Atatürk’ün Çankaya’daki Özel Kalem Müdürlüğünde görevli olan, sonra İnönü’nün özel kalem müdürlüğünü yapan Haldun Derin, “Çankaya Özel Kalemini Anımsarken” isimli ilginç kitabında anlatıyor. Özetliyorum:
“Milli Mücadele yıllarının neşe kumkuması Paşa Kazım, Atatürk’ün trenle yaptığı gezilerden birinde bulunuyor. Harf devrimi yapılırken Atatürk, Paşa Kazım’a soruyor:
“Yumuşak g ile normal g harfini nasıl ayırt edersin Kazım?”
Kazım’ın anında verdiği yanıt yine kahkahalar koparıyor:
“Üzerlerine parmağımla basarım, yumuşak mı sert mi olduğunu öyle anlarım paşam...”

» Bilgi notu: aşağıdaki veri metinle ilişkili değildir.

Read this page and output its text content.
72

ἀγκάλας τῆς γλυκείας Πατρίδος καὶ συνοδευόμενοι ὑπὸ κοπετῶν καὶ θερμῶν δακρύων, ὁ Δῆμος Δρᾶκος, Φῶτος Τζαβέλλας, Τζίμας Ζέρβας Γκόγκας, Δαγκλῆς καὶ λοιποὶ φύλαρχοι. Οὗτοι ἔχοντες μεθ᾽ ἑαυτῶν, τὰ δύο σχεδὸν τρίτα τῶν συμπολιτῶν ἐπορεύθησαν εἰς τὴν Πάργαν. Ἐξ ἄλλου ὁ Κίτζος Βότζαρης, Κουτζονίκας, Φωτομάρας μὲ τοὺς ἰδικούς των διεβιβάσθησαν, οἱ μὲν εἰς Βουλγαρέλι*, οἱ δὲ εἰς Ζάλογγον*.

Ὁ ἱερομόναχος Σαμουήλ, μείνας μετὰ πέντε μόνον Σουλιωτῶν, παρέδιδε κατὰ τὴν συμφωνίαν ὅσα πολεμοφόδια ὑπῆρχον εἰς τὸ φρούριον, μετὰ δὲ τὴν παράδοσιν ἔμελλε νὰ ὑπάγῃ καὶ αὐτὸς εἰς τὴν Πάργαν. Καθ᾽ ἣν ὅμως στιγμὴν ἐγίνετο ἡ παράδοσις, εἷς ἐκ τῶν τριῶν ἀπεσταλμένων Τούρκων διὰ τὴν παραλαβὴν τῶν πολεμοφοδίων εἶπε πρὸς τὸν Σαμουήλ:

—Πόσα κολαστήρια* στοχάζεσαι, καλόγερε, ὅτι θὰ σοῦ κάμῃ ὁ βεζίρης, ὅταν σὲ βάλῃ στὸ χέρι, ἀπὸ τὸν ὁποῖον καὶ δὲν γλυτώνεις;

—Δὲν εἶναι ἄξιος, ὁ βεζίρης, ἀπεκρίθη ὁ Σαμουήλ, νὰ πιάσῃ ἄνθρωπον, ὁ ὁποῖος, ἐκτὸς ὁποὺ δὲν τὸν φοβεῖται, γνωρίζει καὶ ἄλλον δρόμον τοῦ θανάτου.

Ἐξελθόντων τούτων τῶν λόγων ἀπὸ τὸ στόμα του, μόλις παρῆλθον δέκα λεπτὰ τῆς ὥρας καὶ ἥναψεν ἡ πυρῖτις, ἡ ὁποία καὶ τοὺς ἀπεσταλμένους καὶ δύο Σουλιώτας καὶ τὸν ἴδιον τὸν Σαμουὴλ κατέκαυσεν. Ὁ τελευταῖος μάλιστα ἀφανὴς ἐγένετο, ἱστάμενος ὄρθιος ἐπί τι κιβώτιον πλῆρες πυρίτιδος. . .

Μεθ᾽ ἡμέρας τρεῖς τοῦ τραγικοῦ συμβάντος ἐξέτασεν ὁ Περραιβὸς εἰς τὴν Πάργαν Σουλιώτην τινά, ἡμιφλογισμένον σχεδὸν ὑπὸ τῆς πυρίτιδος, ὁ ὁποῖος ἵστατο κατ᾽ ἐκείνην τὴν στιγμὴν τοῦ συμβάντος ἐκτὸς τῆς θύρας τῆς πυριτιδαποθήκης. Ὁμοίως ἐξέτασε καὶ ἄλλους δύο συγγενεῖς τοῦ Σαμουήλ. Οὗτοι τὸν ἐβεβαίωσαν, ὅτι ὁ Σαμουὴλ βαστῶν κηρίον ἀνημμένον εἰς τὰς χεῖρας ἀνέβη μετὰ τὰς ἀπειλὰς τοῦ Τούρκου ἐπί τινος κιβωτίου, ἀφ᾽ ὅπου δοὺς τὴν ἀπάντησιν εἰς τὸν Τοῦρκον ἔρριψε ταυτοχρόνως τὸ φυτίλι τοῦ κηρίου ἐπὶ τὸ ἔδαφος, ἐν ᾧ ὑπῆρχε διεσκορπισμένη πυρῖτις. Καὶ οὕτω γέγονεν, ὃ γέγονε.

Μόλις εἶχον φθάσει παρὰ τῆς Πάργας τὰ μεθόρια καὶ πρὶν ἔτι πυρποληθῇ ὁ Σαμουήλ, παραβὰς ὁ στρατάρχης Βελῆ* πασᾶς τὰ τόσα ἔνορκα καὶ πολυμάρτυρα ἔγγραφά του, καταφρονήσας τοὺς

Atatürk de gülüyor, ‘Zaten sana soranda kabahat’ diyor.”

★★★

Resmi ya da gayri resmi tarih hep büyük insanlardan söz eder. Oysa tarihin dokusunda milyonlarca “Küçük insan” vardır.
Üstelik bunlar kendilerine misyon yüklemez, hava basmaz, kendilerini “Büyük ve önemli” göstermeye çalışmaz.

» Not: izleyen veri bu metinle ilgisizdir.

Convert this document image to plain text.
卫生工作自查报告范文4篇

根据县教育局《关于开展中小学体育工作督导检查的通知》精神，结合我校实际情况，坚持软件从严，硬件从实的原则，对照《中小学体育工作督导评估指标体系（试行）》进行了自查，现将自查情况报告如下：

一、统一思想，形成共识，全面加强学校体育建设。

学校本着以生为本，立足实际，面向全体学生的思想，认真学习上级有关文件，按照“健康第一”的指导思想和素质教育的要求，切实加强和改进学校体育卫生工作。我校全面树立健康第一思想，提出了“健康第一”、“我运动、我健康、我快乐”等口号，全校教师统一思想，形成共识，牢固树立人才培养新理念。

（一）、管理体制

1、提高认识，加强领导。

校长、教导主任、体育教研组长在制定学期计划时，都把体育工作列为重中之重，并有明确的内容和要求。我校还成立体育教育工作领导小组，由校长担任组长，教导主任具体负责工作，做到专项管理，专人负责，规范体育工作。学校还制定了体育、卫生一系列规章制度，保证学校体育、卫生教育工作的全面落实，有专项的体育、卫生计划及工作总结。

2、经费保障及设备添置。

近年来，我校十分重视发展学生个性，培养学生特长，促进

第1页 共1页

Ciddi ve cesur olmak zorunda da değildirler.
Korkuları elbette vardır ama en zor koşullarda bile gülmeyi, güldürmeyi, eğlenmeyi, dalga geçmeyi bilirler.
Atatürk’ü bile güldürmeyi başaran Paşa Kazım işte onlardan biri...
Elimizde bir fotoğrafı bile yok. İlginç adammış ama unutulmuş gitmiş.